Der Euro (EUR) fällt im asiatischen Handel am Donnerstag um 0,3 % auf fast 1,1590 gegenüber dem US-Dollar (USD). Das wichtige Währungspaar steht unter starkem Verkaufsdruck, da die Marktstimmung nach Irans Vergeltung gegen US-Angriffe nahe dem Flughafen Bandar Abbas laut Tasnim-Agentur risikoscheu wird.
Zum Zeitpunkt der Berichterstattung liegen die S&P 500-Futures 0,3 % unter 7.500 und spiegeln eine deutliche Eintrübung der Risikoappetit der Anleger wider. Der US-Dollar-Index (DXY), der den Wert des Greenbacks gegenüber sechs wichtigen Währungen verfolgt, steigt um über 0,3 % auf fast 99,53.
Früher am Tag berichtete die Fars News Agency, dass drei Explosionen östlich von Bandar Abbas zu hören waren und die Luftabwehr für mehrere Minuten aktiviert wurde.
Als Reaktion darauf hat Irans Islamische Revolutionsgarde (IRGC) US-Militärstützpunkte angegriffen und mit einer „entschiedeneren“ Reaktion gedroht, falls Washington erneut angreift.
Der Austausch von Angriffen zwischen beiden Nationen hat die Zuversicht auf ein dauerhaftes Abkommen gedämpft. Anfang der Woche hatten US-Beamte, darunter Präsident Donald Trump, Zuversicht geäußert, dass bald ein Abkommen verkündet werden könnte.
Unterdessen warten die Anleger auf die US-Daten zum Preisindex der persönlichen Verbrauchsausgaben (PCE) für April und die vorläufigen deutschen Daten zum harmonisierten Verbraucherpreisindex (HVPI) für Mai, die am Donnerstag bzw. Freitag veröffentlicht werden.

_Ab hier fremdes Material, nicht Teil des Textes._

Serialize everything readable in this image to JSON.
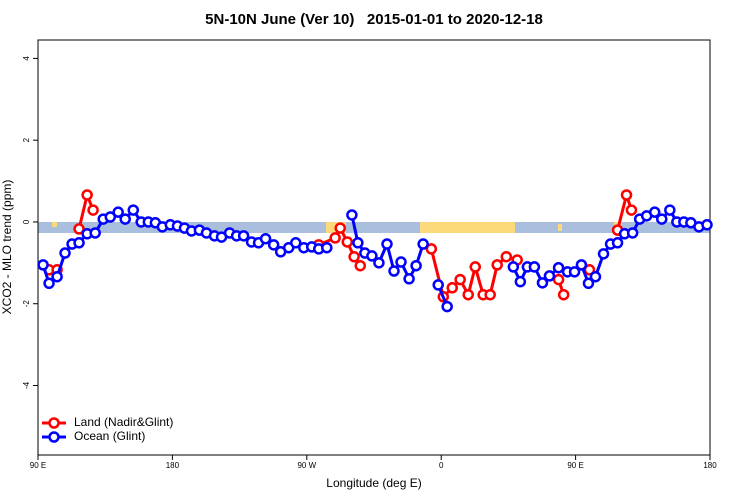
{
  "chart_data": {
    "type": "line",
    "title": "5N-10N June (Ver 10)   2015-01-01 to 2020-12-18",
    "xlabel": "Longitude (deg E)",
    "ylabel": "XCO2 - MLO trend (ppm)",
    "xlim": [
      90,
      540
    ],
    "xticks": [
      {
        "value": 90,
        "label": "90 E"
      },
      180,
      {
        "value": 270,
        "label": "90 W"
      },
      {
        "value": 360,
        "label": "0"
      },
      {
        "value": 450,
        "label": "90 E"
      },
      {
        "value": 540,
        "label": "180"
      }
    ],
    "ylim": [
      -5.7,
      4.45
    ],
    "yticks": [
      -4,
      -2,
      0,
      2,
      4
    ],
    "legend": "bottom-left",
    "series": [
      {
        "name": "Land (Nadir&Glint)",
        "color": "#ff0000",
        "x": [
          97.4,
          102.8,
          null,
          117.5,
          122.9,
          126.9,
          null,
          278,
          289,
          292.4,
          297.1,
          301.7,
          305.8,
          null,
          353.4,
          361.4,
          367.4,
          372.7,
          378.1,
          382.8,
          388.1,
          392.8,
          397.5,
          403.6,
          410.9,
          null,
          438.6,
          442,
          null,
          459.3,
          null,
          478.1,
          484.1,
          487.4
        ],
        "values": [
          -1.17,
          -1.17,
          null,
          -0.17,
          0.66,
          0.29,
          null,
          -0.56,
          -0.39,
          -0.15,
          -0.49,
          -0.85,
          -1.07,
          null,
          -0.66,
          -1.83,
          -1.61,
          -1.41,
          -1.78,
          -1.1,
          -1.78,
          -1.78,
          -1.05,
          -0.85,
          -0.93,
          null,
          -1.41,
          -1.78,
          null,
          -1.17,
          null,
          -0.2,
          0.66,
          0.29
        ]
      },
      {
        "name": "Ocean (Glint)",
        "color": "#0000ff",
        "x": [
          93.4,
          97.4,
          102.8,
          108.1,
          112.8,
          117.5,
          122.9,
          128.3,
          133.7,
          138.4,
          143.7,
          148.4,
          153.8,
          159.1,
          163.9,
          168.6,
          173.3,
          178.6,
          183.4,
          188.1,
          192.8,
          198.1,
          202.8,
          208.2,
          212.9,
          218.3,
          223,
          227.7,
          233,
          237.7,
          242.4,
          247.8,
          252.5,
          257.9,
          262.6,
          268,
          273.3,
          278,
          283.4,
          null,
          300.2,
          304.2,
          308.9,
          313.6,
          318.3,
          323.7,
          328.4,
          333.1,
          338.5,
          343.2,
          347.9,
          null,
          358,
          364,
          null,
          408.3,
          413,
          417.7,
          422.4,
          427.8,
          432.5,
          438.6,
          444.6,
          449.3,
          453.9,
          458.6,
          463.3,
          468.7,
          473.4,
          478.1,
          482.8,
          488.2,
          492.9,
          497.6,
          503,
          507.7,
          513.1,
          517.8,
          522.5,
          527.2,
          532.6,
          538
        ],
        "values": [
          -1.05,
          -1.5,
          -1.34,
          -0.76,
          -0.54,
          -0.51,
          -0.29,
          -0.27,
          0.07,
          0.12,
          0.24,
          0.07,
          0.29,
          0,
          0,
          -0.02,
          -0.12,
          -0.07,
          -0.1,
          -0.15,
          -0.22,
          -0.2,
          -0.27,
          -0.34,
          -0.37,
          -0.27,
          -0.34,
          -0.34,
          -0.49,
          -0.51,
          -0.41,
          -0.56,
          -0.73,
          -0.63,
          -0.51,
          -0.63,
          -0.61,
          -0.66,
          -0.63,
          null,
          0.17,
          -0.51,
          -0.76,
          -0.83,
          -1,
          -0.54,
          -1.2,
          -0.98,
          -1.39,
          -1.07,
          -0.54,
          null,
          -1.54,
          -2.07,
          null,
          -1.1,
          -1.46,
          -1.1,
          -1.1,
          -1.49,
          -1.32,
          -1.12,
          -1.22,
          -1.22,
          -1.05,
          -1.5,
          -1.34,
          -0.78,
          -0.54,
          -0.51,
          -0.29,
          -0.27,
          0.07,
          0.15,
          0.24,
          0.07,
          0.29,
          0,
          0,
          -0.02,
          -0.12,
          -0.07
        ]
      }
    ]
  }
}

Die Begriffe „Risk-on“ und „Risk-off“ beschreiben die Risikobereitschaft der Anleger. In einer „Risk-on“-Phase sind Investoren bereit, in risikoreichere Anlagen zu investieren, während sie in einer „Risk-off“-Phase sicherere Anlagen bevorzugen.
In „Risk-on“-Phasen steigen die Aktienmärkte, und auch Rohstoffe – abgesehen von Gold – gewinnen an Wert, da sie von einem positiven Wachstumsausblick profitieren. Währungen von rohstoffexportierenden Ländern sowie Kryptowährungen legen zu. In „Risk-off“-Zeiten gewinnen Staatsanleihen an Wert, Gold steigt, und sichere Währungen wie der Japanische Yen, der Schweizer Franken und der US-Dollar werden bevorzugt.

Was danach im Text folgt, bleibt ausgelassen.